Siete años de luz - Alfa y Omega

Siete años de luz

Benedicto XVI cumple 85 años el día 16; el 19, 7 de su elección como sucesor de Pedro; y el 24, inicia su octavo año de pastor de la Iglesia universal. Acaba de volver de un viaje a México y Cuba: ni distancia, ni problemas, ni incomprensiones le han arredrado

Miguel Ángel Velasco

En México y en Cuba, ha hablado con claridad. Ya en su primera visita al continente americano, en 2007, recordó, desde el santuario de Aparecida: «Tanto el capitalismo como el marxismo prometieron estructuras justas que funcionarían por sí mismas. Se ha demostrado que esta promesa ideológica es falsa». El sistema marxista no sólo ha dejado una triste herencia de destrucción, sino también una dolorosa opresión de las almas; y vemos en Occidente que crece la distancia entre pobres y ricos, y una inquietante degradación de la dignidad personal a causa de la droga, del alcohol y de tantos otros sutiles espejismos de felicidad.

El trabajo político no le compete a la Iglesia. «Si la Iglesia comenzara a transformarse en sujeto político, no haría más por los pobres y la justicia, sino menos, porque perdería su independencia moral que la hace imparcial para enseñar los criterios y principios inderogables». No estaría mal que se enterasen, de una vez, los politizadores de profesión…

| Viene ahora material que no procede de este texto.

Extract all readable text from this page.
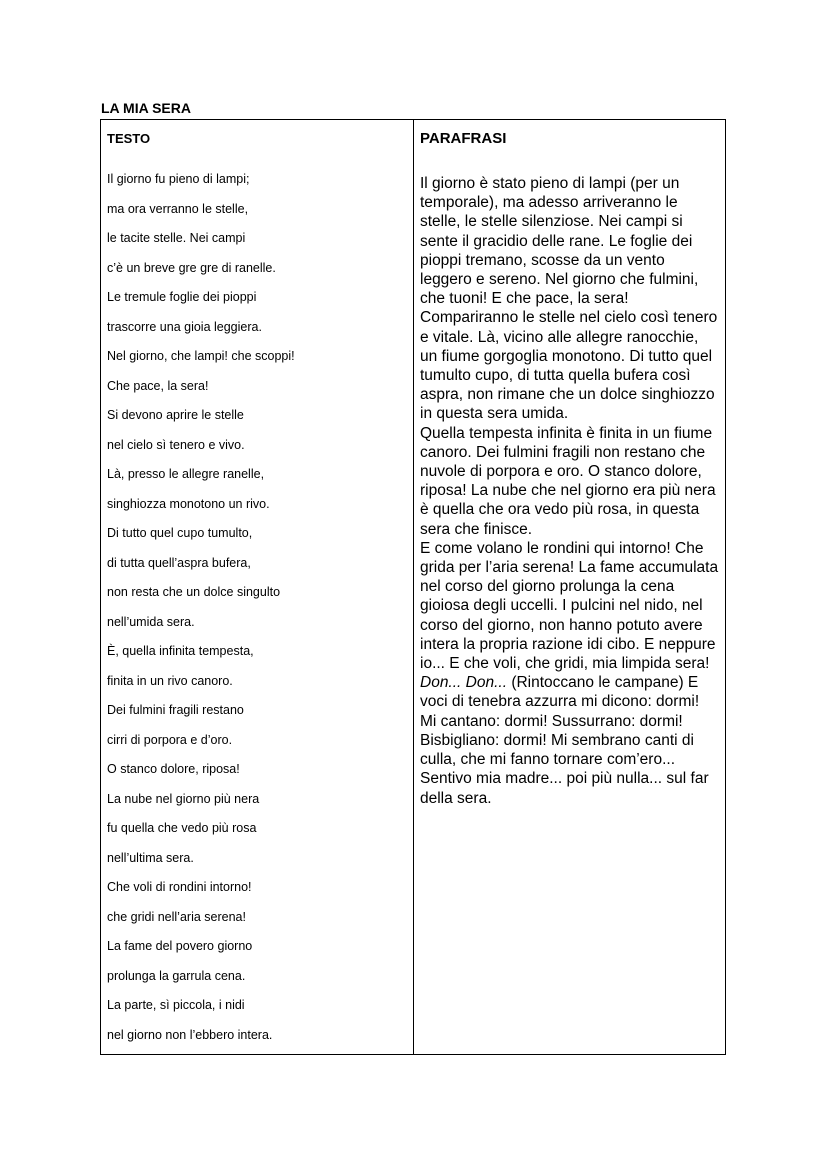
LA MIA SERA
TESTO
Il giorno fu pieno di lampi;
ma ora verranno le stelle,
le tacite stelle. Nei campi
c’è un breve gre gre di ranelle.
Le tremule foglie dei pioppi
trascorre una gioia leggiera.
Nel giorno, che lampi! che scoppi!
Che pace, la sera!
Si devono aprire le stelle
nel cielo sì tenero e vivo.
Là, presso le allegre ranelle,
singhiozza monotono un rivo.
Di tutto quel cupo tumulto,
di tutta quell’aspra bufera,
non resta che un dolce singulto
nell’umida sera.
È, quella infinita tempesta,
finita in un rivo canoro.
Dei fulmini fragili restano
cirri di porpora e d’oro.
O stanco dolore, riposa!
La nube nel giorno più nera
fu quella che vedo più rosa
nell’ultima sera.
Che voli di rondini intorno!
che gridi nell’aria serena!
La fame del povero giorno
prolunga la garrula cena.
La parte, sì piccola, i nidi
nel giorno non l’ebbero intera.
PARAFRASI

Il giorno è stato pieno di lampi (per un temporale), ma adesso arriveranno le stelle, le stelle silenziose. Nei campi si sente il gracidio delle rane. Le foglie dei pioppi tremano, scosse da un vento leggero e sereno. Nel giorno che fulmini, che tuoni! E che pace, la sera! Compariranno le stelle nel cielo così tenero e vitale. Là, vicino alle allegre ranocchie, un fiume gorgoglia monotono. Di tutto quel tumulto cupo, di tutta quella bufera così aspra, non rimane che un dolce singhiozzo in questa sera umida.
Quella tempesta infinita è finita in un fiume canoro. Dei fulmini fragili non restano che nuvole di porpora e oro. O stanco dolore, riposa! La nube che nel giorno era più nera è quella che ora vedo più rosa, in questa sera che finisce.
E come volano le rondini qui intorno! Che grida per l’aria serena! La fame accumulata nel corso del giorno prolunga la cena gioiosa degli uccelli. I pulcini nel nido, nel corso del giorno, non hanno potuto avere intera la propria razione idi cibo. E neppure io... E che voli, che gridi, mia limpida sera!
Don... Don... (Rintoccano le campane) E voci di tenebra azzurra mi dicono: dormi! Mi cantano: dormi! Sussurrano: dormi! Bisbigliano: dormi! Mi sembrano canti di culla, che mi fanno tornare com’ero... Sentivo mia madre... poi più nulla... sul far della sera.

Tremonti, exministro de Economía italiano, ha señalado que, entre Marx y Adam Smith, la salida de seguridad está en la Caritas in veritate, de Benedicto XVI: no son los medios, ni los instrumentos lo que hay que renovar, sino a los hombres. Y Naudet, presidente de la Asociación Francesa de Economistas Católicos, denuncia, en Le Figaro, el fuerte ataque al Papa del último número de la revista Concilium, para la cual lo esencial es el cambio de estructuras. Benedicto XVI no está de acuerdo: pone en primer plano la conversión de las personas. La triste visión materialista de Concilium es un análisis tan marxista como el de la teología de la liberación, ya tan desacreditada: aun con los modelos económicos más avanzados, si no hay hombres justos, no habrá una sociedad justa.

Periódicos como El Mundo han lanzado ya la sucesión de Benedicto XVI, mientras que el Papa, en Roma y en La Habana, en Guanajuato y en Madrid, insiste en que la fe es la plenitud de la razón y la plenitud de la libertad. Por eso ha proclamado el Año de la fe, contra el relativismo nihilista anestesiante y agostador. Reivindica el Concilio y corrige desviaciones e interpretaciones torticeras; y proclama el silencio —sobre todo interior— como consigna nada menos que para la Jornada de Medios de Comunicación Social. Ese silencio en el que «se oye lo que ni siquiera es pronunciado, como me decía, hace poco, una abadesa contemplativa.

Con tanta televisión, tanta tableta iPad y tantos cascos en la cabeza y tanto ruido, ¿es posible, en nuestra alocada y atontada civilización, escuchar no ya lo esencial, sino algo? El silencio, nos dice Benedicto XVI, es lo que da significado a las palabras. Se trata no ya de hablar de Jesucristo, sino de hablar con Él; no hacerlo es como tener a Messi en el banquillo, en vez de en el campo de juego.

Mientras progres y contestatarios recuentan las divisiones del Papa, y los lobos de dentro de casa andan ya a dentellada pura, el Papa se va al Cerro del Cubilete a recordar «una moral de la razón» a un mundo que vive «una cierta esquizofrenia entre la moral individual y la moral pública»; y, desde el avión a México y Cuba, recuerda que «la ideología marxista, tal como fue concebida, ya no responde a la realidad, porque no tiene respuestas para la construcción de una nueva sociedad». No ha ido a remediar situación política alguna, sino a confirmar en la fe, y en la esperanza, por y con amor, a sus hermanos.

En fin, basta mirarle de cerca para ver lo lejos que está de las miserias y escándalos con los que quieren acecharle los ignorantes; en lo que él está ocupado es en la nueva evangelización y en llenar de contenido un Año de la fe, y recordar a los sacerdotes que el sacerdocio no es un oficio. No son los intelectuales quienes deben medir a los sencillos, sino al revés; él está ocupado en decir a los fieles cuáles de sus hechos y opiniones están en consonancia con la fe católica y cuáles no. Es un sagrado derecho y una grave obligación suya hacerlo, en nombre de quien dijo de sí mismo: «Yo soy el camino, la verdad y la vida». Y lo hace. Y ¡con qué luminosa claridad! Para todos; incluso para los que sólo se acercan a él a través de las malevolencias de una tertulia o los rebuscados y sibilinos titulares de algún periódico.